Retenons de toutes ces étapes que la moitié d’entre elles peuvent donner lieu à manipulation. Par exemple : mélanger des questions sur le pouvoir d’achat des Français avec des questions sur leurs intentions de vote ; constituer un panel avec des répondants qui vont plutôt dans notre sens ; un peu trop (ou pas assez) « redresser » les données ; rédiger de façon trompeuse le rapport. Sur ce dernier point, Vincent Thibault assure à BFMTV : « C'est quelque chose d'assez technique, qui vise surtout à faire gagner du temps à la personne qui va lire l'étude ».

Qui « possèdent » les instituts de sondage ?

Autre point d’interrogation, qu’il n’est pas rare de poser aux médias : qui possède quoi ? Petit tour de table des instituts réputés en France (en fonction des informations trouvées) :

  • Harris Interactive : partie du groupe ITWP, présidé par Frédéric-Charles Petit, fondateur de Toluna, entreprise française devenue modèle de réussite dans l’univers des études marketing.
  • Opinion Way : racheté en 2022 par le groupe Les Echos-Le Parisien, détenu par Pierre Louette (notoirement hostile à l'obligation d'accorder aux rédactions des garanties de pluralité et de pluralisme). Précision : le groupe Les Echos-Le Parisien est lui-même une filiale du groupe LVMH, détenu par Bernard Arnault. OpinionWay travaille aujourd’hui avec le JDD, Europe1, CNEWS et Les Echos, entre autres.
  • Elabe : fondé et présidé par Bernard Sananes, ancien PDF de l’institut CSA. Au cours de son parcours, il a conseillé différents hommes politiques, essentiellement des Républicains. Elabe est partenaire de BFMTV.
  • CSA : partie du groupe Havas, elle-même filiale du groupe Vivendi, détenu par la famille Bolloré.
  • IFOP : partie du groupe LFPI, qui d’après Les Echos, a été « fondé en 2002 par des anciens de Lazard : Gilles Etrillard, toujours président du groupe, et Jérôme Balladur, fils de l'ancien Premier ministre Edouard Balladur, aujourd'hui retiré en Autriche. » Le média spécialisé en économie raconte notamment que « les associés de cette maison très discrète, qui ne dévoile pas son actionnariat, ont les poches profondes. LFPI a déboursé entre 90 et 100 millions d'euros, selon plusieurs sources, pour racheter Meeschaert à la barbe de La Banque Postale, Oddo BHF et Rothschild & Co. »
  • IPSOS : fondé par Didier Truchot, aujourd’hui dirigé par Ben Page.

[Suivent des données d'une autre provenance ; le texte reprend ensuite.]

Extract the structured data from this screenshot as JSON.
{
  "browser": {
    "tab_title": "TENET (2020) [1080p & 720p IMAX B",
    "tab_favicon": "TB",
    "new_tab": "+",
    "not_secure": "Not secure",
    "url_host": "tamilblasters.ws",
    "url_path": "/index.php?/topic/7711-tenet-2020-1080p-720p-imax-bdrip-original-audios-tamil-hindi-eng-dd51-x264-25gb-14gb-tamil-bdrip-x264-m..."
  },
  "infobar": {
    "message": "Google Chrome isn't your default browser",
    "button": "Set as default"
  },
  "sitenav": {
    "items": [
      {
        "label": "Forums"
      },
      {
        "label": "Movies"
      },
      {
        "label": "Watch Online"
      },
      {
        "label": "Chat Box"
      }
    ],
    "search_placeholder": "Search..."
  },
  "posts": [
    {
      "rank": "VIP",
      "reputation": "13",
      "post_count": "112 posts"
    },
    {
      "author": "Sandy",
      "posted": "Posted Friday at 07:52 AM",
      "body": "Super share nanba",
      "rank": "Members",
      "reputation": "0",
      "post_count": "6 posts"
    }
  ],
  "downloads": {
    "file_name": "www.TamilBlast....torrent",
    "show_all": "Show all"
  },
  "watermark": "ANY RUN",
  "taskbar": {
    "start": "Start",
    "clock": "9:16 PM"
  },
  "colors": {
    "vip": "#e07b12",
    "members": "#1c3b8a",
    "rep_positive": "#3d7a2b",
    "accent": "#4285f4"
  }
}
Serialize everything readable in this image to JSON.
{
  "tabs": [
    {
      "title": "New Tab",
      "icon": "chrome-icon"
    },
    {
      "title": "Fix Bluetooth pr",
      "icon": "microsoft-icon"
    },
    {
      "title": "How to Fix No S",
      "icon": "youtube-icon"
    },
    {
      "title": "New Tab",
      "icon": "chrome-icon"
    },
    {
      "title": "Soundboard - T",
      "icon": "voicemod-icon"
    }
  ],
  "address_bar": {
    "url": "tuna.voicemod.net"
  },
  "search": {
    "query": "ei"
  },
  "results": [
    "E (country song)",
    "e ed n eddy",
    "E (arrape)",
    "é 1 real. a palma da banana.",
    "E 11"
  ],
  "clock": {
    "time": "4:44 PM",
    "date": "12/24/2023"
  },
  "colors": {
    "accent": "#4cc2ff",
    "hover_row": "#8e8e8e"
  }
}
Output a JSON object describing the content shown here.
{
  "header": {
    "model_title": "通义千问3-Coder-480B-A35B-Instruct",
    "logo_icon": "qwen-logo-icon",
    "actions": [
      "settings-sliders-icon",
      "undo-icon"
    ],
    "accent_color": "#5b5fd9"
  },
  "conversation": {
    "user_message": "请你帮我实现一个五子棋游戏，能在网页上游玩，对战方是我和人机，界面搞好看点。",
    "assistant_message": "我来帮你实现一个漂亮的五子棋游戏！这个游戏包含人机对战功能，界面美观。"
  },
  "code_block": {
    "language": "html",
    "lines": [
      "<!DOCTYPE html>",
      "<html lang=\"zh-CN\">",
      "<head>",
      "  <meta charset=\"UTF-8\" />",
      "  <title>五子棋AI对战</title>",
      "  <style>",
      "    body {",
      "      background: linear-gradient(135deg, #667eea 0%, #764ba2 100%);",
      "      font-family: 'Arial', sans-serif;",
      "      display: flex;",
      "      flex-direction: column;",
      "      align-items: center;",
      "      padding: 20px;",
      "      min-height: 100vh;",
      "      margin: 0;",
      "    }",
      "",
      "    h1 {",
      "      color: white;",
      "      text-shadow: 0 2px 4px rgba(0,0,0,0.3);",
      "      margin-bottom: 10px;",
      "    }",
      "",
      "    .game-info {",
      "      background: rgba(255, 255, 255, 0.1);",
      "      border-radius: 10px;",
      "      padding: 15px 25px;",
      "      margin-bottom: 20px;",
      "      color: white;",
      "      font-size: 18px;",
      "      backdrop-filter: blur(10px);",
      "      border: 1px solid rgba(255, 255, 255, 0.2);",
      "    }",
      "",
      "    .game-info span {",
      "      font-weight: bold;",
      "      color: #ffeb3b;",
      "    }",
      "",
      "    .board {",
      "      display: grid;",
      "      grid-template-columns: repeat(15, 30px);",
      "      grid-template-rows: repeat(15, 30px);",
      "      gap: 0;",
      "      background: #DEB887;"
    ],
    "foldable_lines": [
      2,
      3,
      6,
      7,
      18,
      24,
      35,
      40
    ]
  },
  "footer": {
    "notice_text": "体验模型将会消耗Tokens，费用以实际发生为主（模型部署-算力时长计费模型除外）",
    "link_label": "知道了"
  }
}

Le contrôle de la Commission des sondages

A-t-on des garde-fous ? En théorie oui : la Commission des sondages. Une fois la rédaction terminée, avant la publication, le sondage doit passer entre les mains de la commission, chargée d’en vérifier la fiabilité. Pour ce faire, cette institution se fait forte de neuf membres : deux membres du Conseil d’État, deux membres de la Cour de cassation, deux membres de la Cour des comptes, chaque fois élus par ladite institution, ainsi que trois autres personnalités, désignées par le président de la République, le président de l'Assemblée nationale et le président du Sénat.

Comme l’explique Les Echos, la commission peut retoquer les sondages, en demandant un éventuel correctif, voire imposer une peine maximale de 75 000 euros en cas de non respect des obligations légales. Dans les faits, l’amende n’arrive jamais, et les demandes de retouches sont très rares. La commission est donc peu connue pour une raison.

Finalement, les sondages d’opinion demeurent… de l’opinion, potentiellement arrangée qui plus est. Libre à chacun d’y croire ou d’en douter, d’y répondre ou de les ignorer.